Il Procuratore Generale ha prestato adesione all’orientamento maggioritario evidenziando che l’analisi dei due istituti non può essere affrontata mediante una “meccanica comparazione” poiché ci si deve domandare se le diversità di disciplina siano il naturale riflesso delle differenti finalità dei due procedimenti. Come rammentato dal Procuratore Generale, la stessa Corte Costituzionale, in altre occasioni, aveva evidenziato che il procedimento disciplinato dal D.lgs. 274/00 “presenta caratteri assolutamente peculiari, che lo rendono non comparabile con il procedimento davanti al tribunale, e comunque tali da giustificare sensibili deviazioni” (cfr. ordinanze Corte Costituzionale nn. 349 e 201 del 2004; nn. 290 e 231 del 2003).

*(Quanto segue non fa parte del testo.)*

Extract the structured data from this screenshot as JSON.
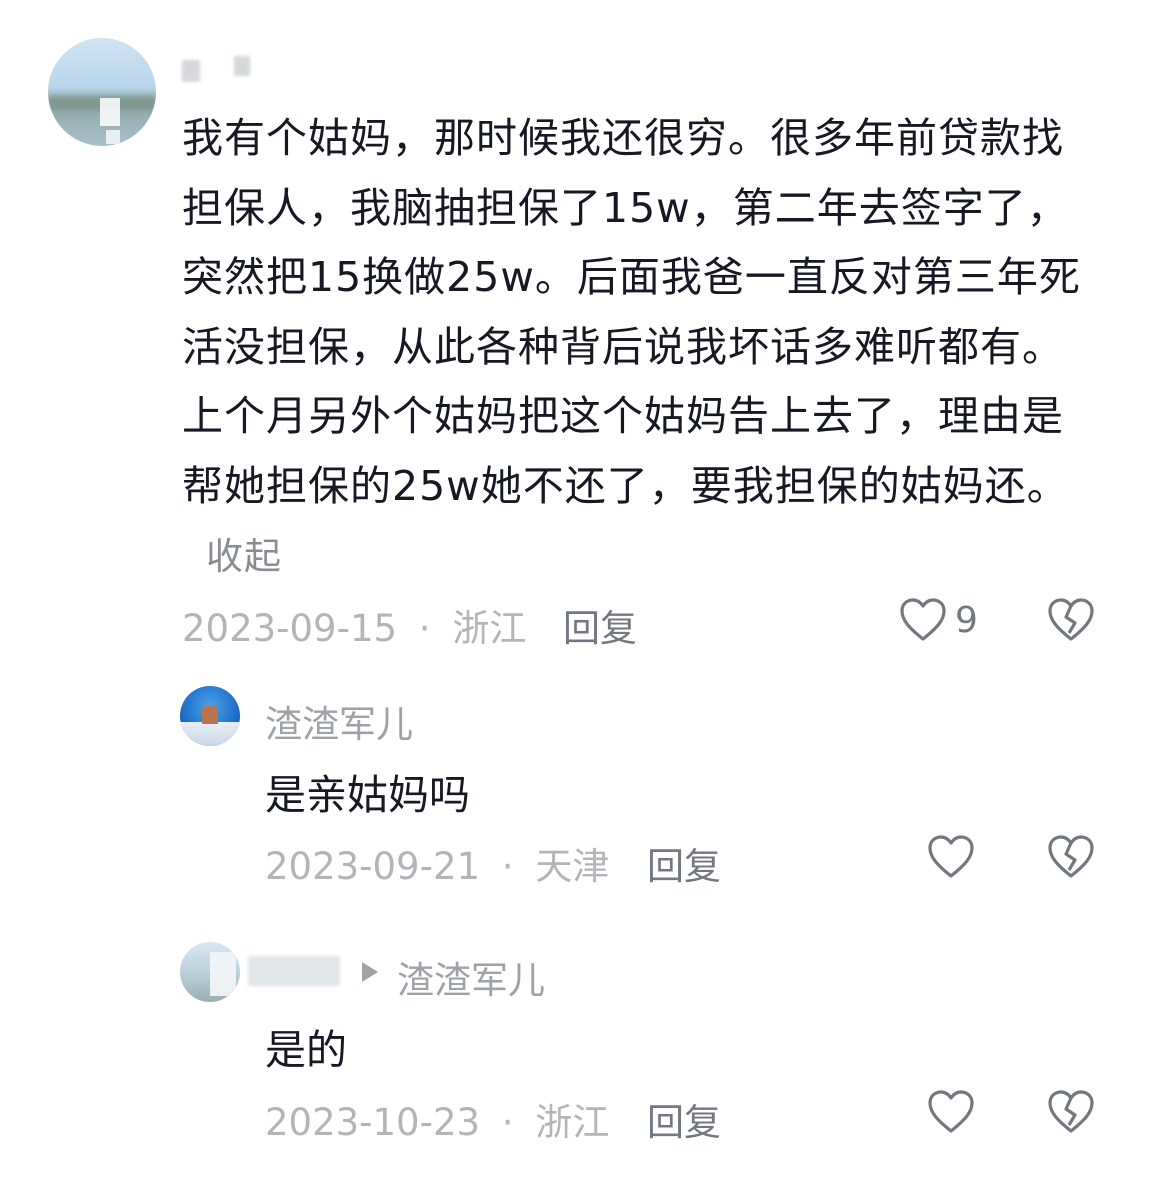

Le Sezioni Unite, in base a quanto risulta dall’informazione provvisoria, hanno risolto la questione in senso negativo, probabilmente, valorizzando le differenze di disciplina tra i due procedimenti e privilegiando un’impostazione formalistica e tradizionalista, potrebbero aver opinato nel senso che l’osmosi tra i due sistemi può essere realizzata solo dal legislatore con una precisa scelta di campo, tenuto conto anche del disposto di cui all’art. 2 del D.lgs. 274/00 che rinvia alle sole norme del codice di rito in funzione di integrazione della disciplina applicabile nei giudizi innanzi al giudice di pace.

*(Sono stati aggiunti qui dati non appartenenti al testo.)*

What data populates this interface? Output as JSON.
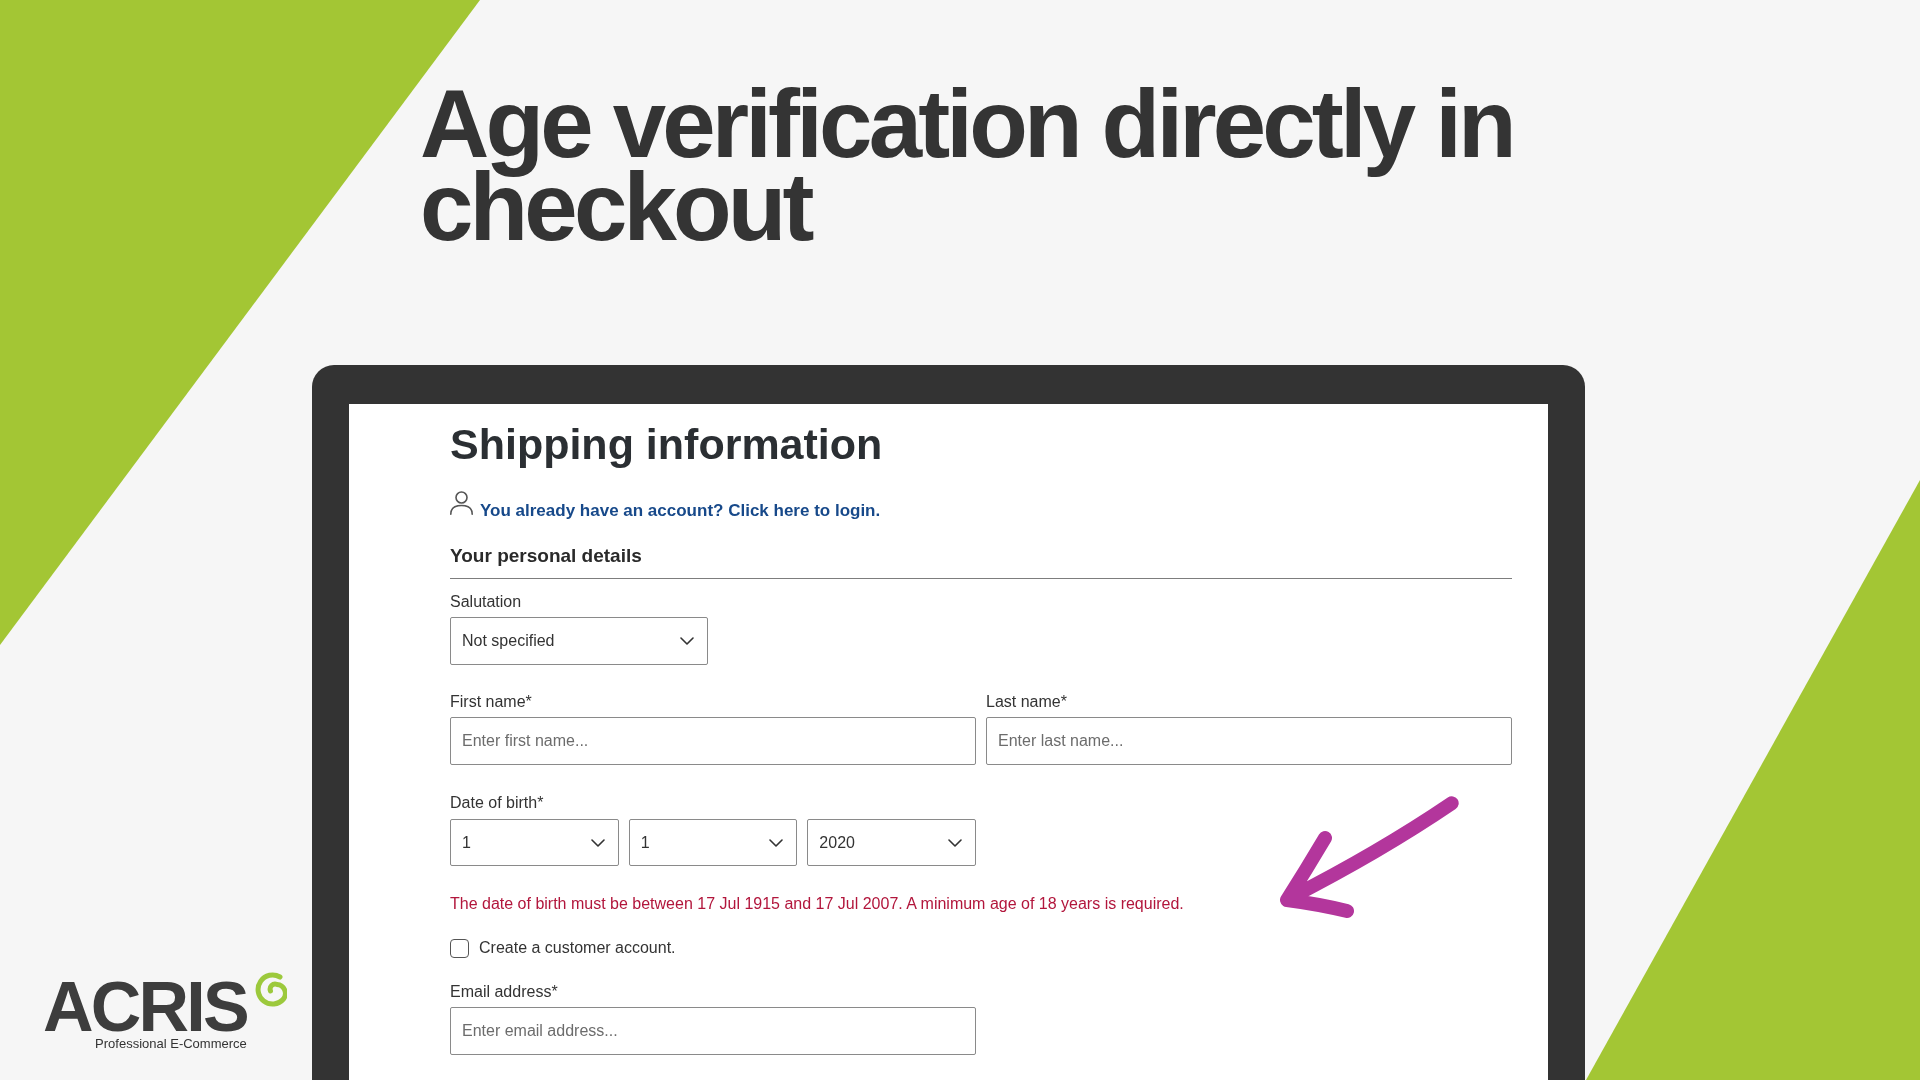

A ben vedere però, come sottolineato dall’indirizzo minoritario, vi erano altrettante buone ragioni per risolvere la questione in senso positivo.
Ed invero, la non sovrapponibilità dei due istituti avrebbe potuto portare all’estensione dell’art. 131 bis c.p. ai giudizi di competenza del giudice di pace per consentire all’imputato, anche in assenza dei presupposti di cui all’art. 34, di fruire di una causa assolutoria e ciò in linea con il favor rei che, data la minima offensività dei reati di competenza del giudice di pace, dovrebbe portare alla massima espansione di tutti gli strumenti di definizione alternativa del processo, indipendentemente dalla fonte normativa. Ciò, invero, sarebbe in linea anche con la dizione dell’art. 2 del D.lgs. 274/00 che, nel limitare l’estensione delle norme del codice di rito alla condizione di compatibilità, non pare impedire l’applicazione dell’art. 131 bis c.p. poiché la verifica di compatibilità non è richiesta per le norme di diritto sostanziale che sono pur sempre parte del corpus normativo applicato dal giudice di pace.

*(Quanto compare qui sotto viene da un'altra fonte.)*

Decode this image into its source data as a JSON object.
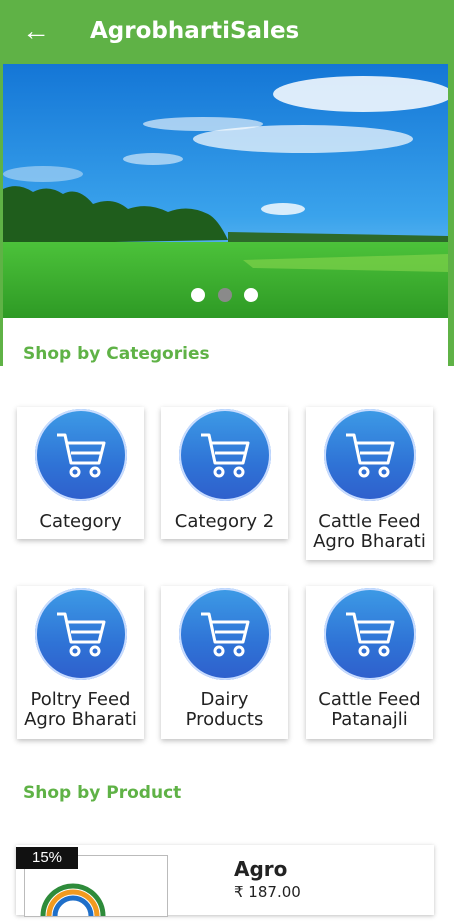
{
  "appbar": {
    "title": "AgrobhartiSales",
    "back_icon": "arrow-left-icon"
  },
  "banner": {
    "dots": 3,
    "active_dot": 1
  },
  "sections": {
    "categories": "Shop by Categories",
    "products": "Shop by Product"
  },
  "categories": [
    {
      "line1": "Category",
      "line2": ""
    },
    {
      "line1": "Category 2",
      "line2": ""
    },
    {
      "line1": "Cattle Feed",
      "line2": "Agro Bharati"
    },
    {
      "line1": "Poltry Feed",
      "line2": "Agro Bharati"
    },
    {
      "line1": "Dairy",
      "line2": "Products"
    },
    {
      "line1": "Cattle Feed",
      "line2": "Patanajli"
    }
  ],
  "product": {
    "badge": "15%",
    "name": "Agro",
    "price": "₹ 187.00"
  },
  "colors": {
    "accent": "#5fb246",
    "icon_circle": "#2f73d6"
  }
}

Ciò posto, per ragioni similari, analoghe problematiche potrebbero sorgere con riferimento all’applicazione dell’art. 162 ter c.p. nei giudizi innanzi al giudice di pace poiché, in ragione delle diversità sopra evidenziate, detto istituto non può realmente essere considerato identico a quello di cui all’art. 35 del D.lgs. 274/00 e ciò, per ragioni di favor rei, potrebbe portare i giudici di pace a ritenere applicabile il nuovo istituto nei processi di loro competenza, ampliando le possibilità per l’imputato di veder estinto il reato in forza delle condotte riparatorie.
La possibilità di applicazione dell’istituto di cui all’art. 162 ter c.p., inoltre, non pare potersi escludere tout court nei processi di competenza del giudice di pace, nemmeno tenendo conto della sussistenza di un precedente delle Sezioni Unite poiché dettato per un caso simile.
In conclusione, bisognerà vedere come sarà applicato il nuovo art. 162 ter c.p. e se i giudici di pace riterranno di poterlo applicare anche nei giudizi di loro competenza. Se così fosse, solo se vi sarà una nuova ordinanza di remissione alla Sezioni Unite, si potrà mettere un punto fermo alla questione.